Jon Kyl, the Republican whip in the US Senate, called on the White House to "abandon its naive negotiations with North Korea".
Pritchard said the crisis now threatens to become an election issue.
"In a presidential election year, the president can't afford a spectacular loss on the foreign policy side over North Korea where he's been very cautious over the last three years. It will essentially erase all the good things he can point to in other areas of his foreign policy," he said. "So I think Obama steps back. You're not going to see any bilateral engagement on the part of the United States for the remainder of this term."
The former officials now expect the White House to abandon bilateral negotiations with Pyongyang and to attempt to build on collective international pressure.

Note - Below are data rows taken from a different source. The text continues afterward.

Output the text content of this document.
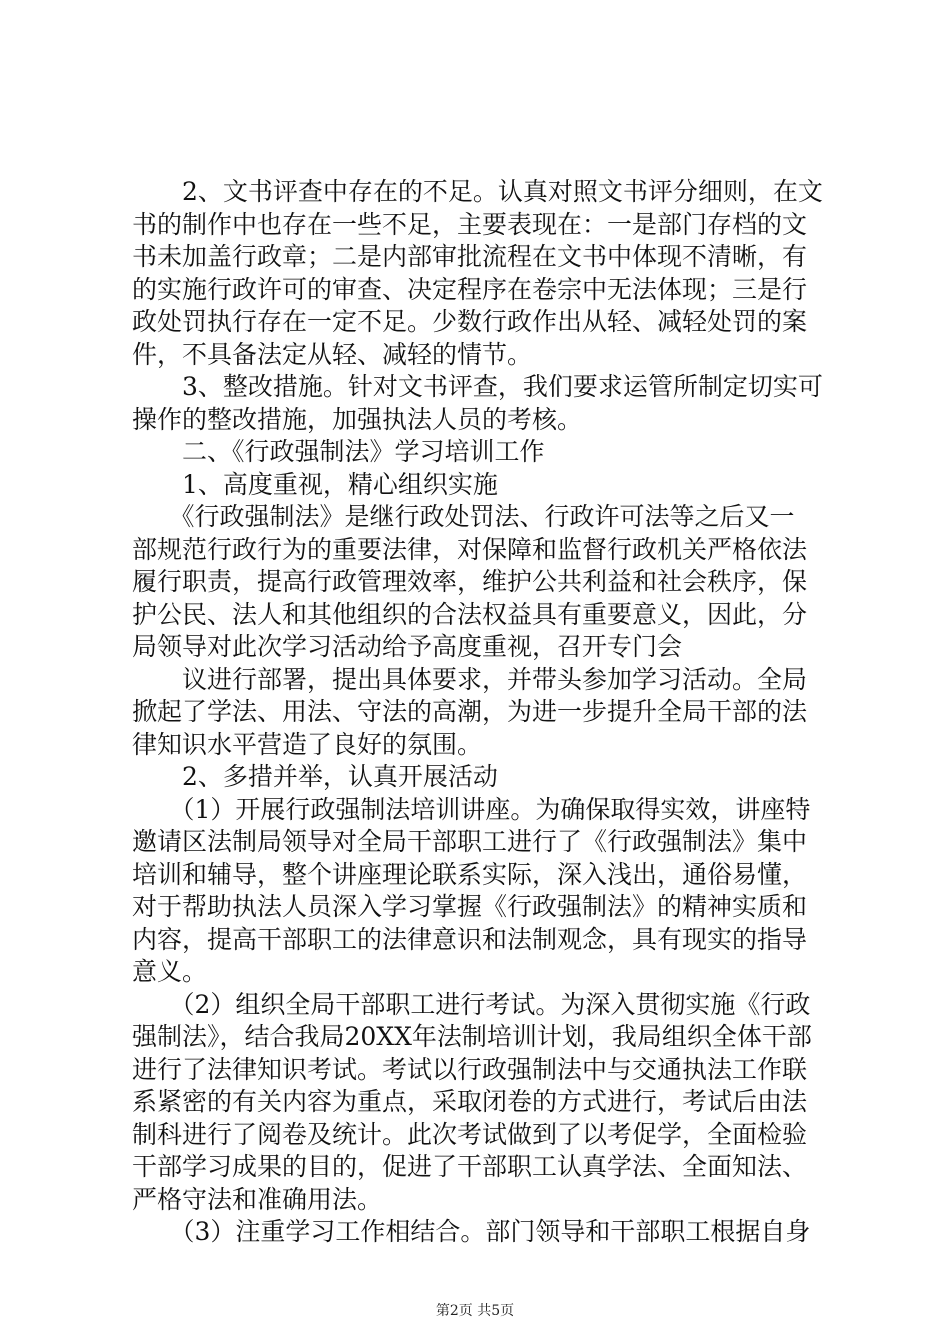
　　2、文书评查中存在的不足。认真对照文书评分细则，在文
书的制作中也存在一些不足，主要表现在：一是部门存档的文
书未加盖行政章；二是内部审批流程在文书中体现不清晰，有
的实施行政许可的审查、决定程序在卷宗中无法体现；三是行
政处罚执行存在一定不足。少数行政作出从轻、减轻处罚的案
件，不具备法定从轻、减轻的情节。
　　3、整改措施。针对文书评查，我们要求运管所制定切实可
操作的整改措施，加强执法人员的考核。
　　二、《行政强制法》学习培训工作
　　1、高度重视，精心组织实施
　　《行政强制法》是继行政处罚法、行政许可法等之后又一
部规范行政行为的重要法律，对保障和监督行政机关严格依法
履行职责，提高行政管理效率，维护公共利益和社会秩序，保
护公民、法人和其他组织的合法权益具有重要意义，因此，分
局领导对此次学习活动给予高度重视，召开专门会
　　议进行部署，提出具体要求，并带头参加学习活动。全局
掀起了学法、用法、守法的高潮，为进一步提升全局干部的法
律知识水平营造了良好的氛围。
　　2、多措并举，认真开展活动
　　（1）开展行政强制法培训讲座。为确保取得实效，讲座特
邀请区法制局领导对全局干部职工进行了《行政强制法》集中
培训和辅导，整个讲座理论联系实际，深入浅出，通俗易懂，
对于帮助执法人员深入学习掌握《行政强制法》的精神实质和
内容，提高干部职工的法律意识和法制观念，具有现实的指导
意义。
　　（2）组织全局干部职工进行考试。为深入贯彻实施《行政
强制法》，结合我局20XX年法制培训计划，我局组织全体干部
进行了法律知识考试。考试以行政强制法中与交通执法工作联
系紧密的有关内容为重点，采取闭卷的方式进行，考试后由法
制科进行了阅卷及统计。此次考试做到了以考促学，全面检验
干部学习成果的目的，促进了干部职工认真学法、全面知法、
严格守法和准确用法。
　　（3）注重学习工作相结合。部门领导和干部职工根据自身
第2页 共5页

Pritchard said that will be made difficult by China's dual role of attempting to pressure North Korea while also shielding it. That, he said, will give Pyongyang a relatively free hand.
"This regime (in North Korea) cannot afford to negotiate away, to be seen to be knuckling under to pressure from others to stop what they are doing. They have nothing else going on for them. They are going to march forward and there's very little the international community can do," he said.
Whiton said he regards that as very dangerous.
"There's a cost to doing nothing with North Korea because North Korea proliferates nearly every weapons system it has. In 2007, one of the reasons the last round of talks fell apart was because we caught the North Koreans helping the Syrians build a carbon copy of the North Korean nuclear reactor.
"They were building it in Syria. There were North Koreans on the site. Thankfully the Israelis blew it up," he said.